The tool environment matters too
Another finding concerns the software environment agents use to act. The researchers also tested Claude Opus 4.7 with Claude Code and GPT-5.5 with Codex, two popular coding assistants. In both cases, the agents acted far less often and performed worse. The researchers suspect the system prompts in these tools, which are tuned for software development, are the cause.
Shortening the time horizon does not solve the problem either. When the simulation is compressed to 50 days, only GPT-5.5 manages to finish with a profit. Most models, the researchers conclude, remain weak at coordinating decisions even toward a short-term goal.

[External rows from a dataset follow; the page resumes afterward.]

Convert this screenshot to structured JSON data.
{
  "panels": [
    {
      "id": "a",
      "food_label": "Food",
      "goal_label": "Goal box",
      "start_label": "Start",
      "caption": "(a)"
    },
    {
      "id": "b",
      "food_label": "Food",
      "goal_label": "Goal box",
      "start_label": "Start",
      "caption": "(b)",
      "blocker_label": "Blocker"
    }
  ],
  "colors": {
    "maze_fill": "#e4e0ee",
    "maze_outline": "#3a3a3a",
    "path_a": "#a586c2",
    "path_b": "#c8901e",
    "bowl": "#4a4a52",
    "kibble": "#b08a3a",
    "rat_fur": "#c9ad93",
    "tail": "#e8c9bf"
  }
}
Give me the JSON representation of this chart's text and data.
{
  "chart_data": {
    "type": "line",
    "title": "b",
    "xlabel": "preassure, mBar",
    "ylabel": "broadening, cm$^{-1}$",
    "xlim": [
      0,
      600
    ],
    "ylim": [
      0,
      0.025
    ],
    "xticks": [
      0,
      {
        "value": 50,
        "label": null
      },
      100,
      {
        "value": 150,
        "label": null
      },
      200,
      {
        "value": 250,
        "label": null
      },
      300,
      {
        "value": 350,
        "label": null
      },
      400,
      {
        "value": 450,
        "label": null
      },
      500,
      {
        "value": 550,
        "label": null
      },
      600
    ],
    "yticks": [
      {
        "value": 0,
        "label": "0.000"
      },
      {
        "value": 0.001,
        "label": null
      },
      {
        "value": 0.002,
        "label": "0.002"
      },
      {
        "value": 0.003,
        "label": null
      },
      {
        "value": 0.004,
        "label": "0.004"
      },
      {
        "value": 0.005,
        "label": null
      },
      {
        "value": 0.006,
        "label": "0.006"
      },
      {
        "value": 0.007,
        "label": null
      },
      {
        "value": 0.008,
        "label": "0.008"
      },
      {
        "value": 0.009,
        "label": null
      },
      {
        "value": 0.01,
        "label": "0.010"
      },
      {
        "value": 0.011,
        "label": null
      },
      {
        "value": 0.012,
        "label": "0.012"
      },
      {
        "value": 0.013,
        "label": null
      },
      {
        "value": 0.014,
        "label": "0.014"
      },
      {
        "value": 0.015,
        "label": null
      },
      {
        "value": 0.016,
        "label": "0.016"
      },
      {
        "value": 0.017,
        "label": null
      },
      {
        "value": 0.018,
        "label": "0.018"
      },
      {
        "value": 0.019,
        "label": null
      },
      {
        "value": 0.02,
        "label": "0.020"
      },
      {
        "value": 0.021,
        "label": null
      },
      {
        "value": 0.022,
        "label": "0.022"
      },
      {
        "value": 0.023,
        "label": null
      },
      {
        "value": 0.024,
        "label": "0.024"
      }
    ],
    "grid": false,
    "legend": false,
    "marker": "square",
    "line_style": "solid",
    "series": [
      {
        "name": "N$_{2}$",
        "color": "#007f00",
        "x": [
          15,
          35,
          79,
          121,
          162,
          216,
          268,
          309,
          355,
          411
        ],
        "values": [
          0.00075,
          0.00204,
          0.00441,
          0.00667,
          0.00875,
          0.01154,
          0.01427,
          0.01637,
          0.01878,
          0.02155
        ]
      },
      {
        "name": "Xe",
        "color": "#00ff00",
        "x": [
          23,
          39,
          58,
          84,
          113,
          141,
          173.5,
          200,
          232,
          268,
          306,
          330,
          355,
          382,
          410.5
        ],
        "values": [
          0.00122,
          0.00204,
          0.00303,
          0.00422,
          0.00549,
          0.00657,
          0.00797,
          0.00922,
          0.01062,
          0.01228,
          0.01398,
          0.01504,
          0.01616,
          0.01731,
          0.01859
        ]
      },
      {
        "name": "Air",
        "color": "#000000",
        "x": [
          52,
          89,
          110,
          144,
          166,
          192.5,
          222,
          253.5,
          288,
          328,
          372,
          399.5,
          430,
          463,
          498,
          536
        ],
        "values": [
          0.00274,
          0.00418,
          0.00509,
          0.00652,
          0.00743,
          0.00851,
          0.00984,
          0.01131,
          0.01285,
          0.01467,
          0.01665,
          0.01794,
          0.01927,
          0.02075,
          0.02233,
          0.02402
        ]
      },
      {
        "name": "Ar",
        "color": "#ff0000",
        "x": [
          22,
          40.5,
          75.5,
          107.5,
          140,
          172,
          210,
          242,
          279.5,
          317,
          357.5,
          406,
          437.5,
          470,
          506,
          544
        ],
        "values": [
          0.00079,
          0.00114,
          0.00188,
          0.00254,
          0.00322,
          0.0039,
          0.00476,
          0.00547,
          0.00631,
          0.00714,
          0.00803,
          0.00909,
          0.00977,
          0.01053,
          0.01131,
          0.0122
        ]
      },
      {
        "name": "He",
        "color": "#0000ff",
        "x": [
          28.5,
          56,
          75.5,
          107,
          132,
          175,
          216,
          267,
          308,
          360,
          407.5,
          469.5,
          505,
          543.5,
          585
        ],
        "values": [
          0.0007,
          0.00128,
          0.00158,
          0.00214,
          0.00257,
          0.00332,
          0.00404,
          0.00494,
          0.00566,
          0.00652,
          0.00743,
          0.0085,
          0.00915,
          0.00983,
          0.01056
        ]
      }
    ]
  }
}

The authors acknowledge limits in their setup. The product is represented by a single quality score because they found no reliable way to evaluate qualitative product changes. Compliance, security, and fundraising are left out to keep each run economically feasible. Still, CEO-Bench exposes a gap between the local tool competence of today’s models and the ability to connect actions over long time horizons into a coherent strategy.
What it means
For people building businesses or managing teams, the lesson is clear. Current AI tools are good at executing specific instructions. They struggle to hold a long-term strategy when money is tight and information is incomplete. A simple, rigid rule set outperforms most advanced models at this task. Until AI can plan across long horizons without constant human oversight, it will remain a tool for execution rather than a replacement for strategic leadership.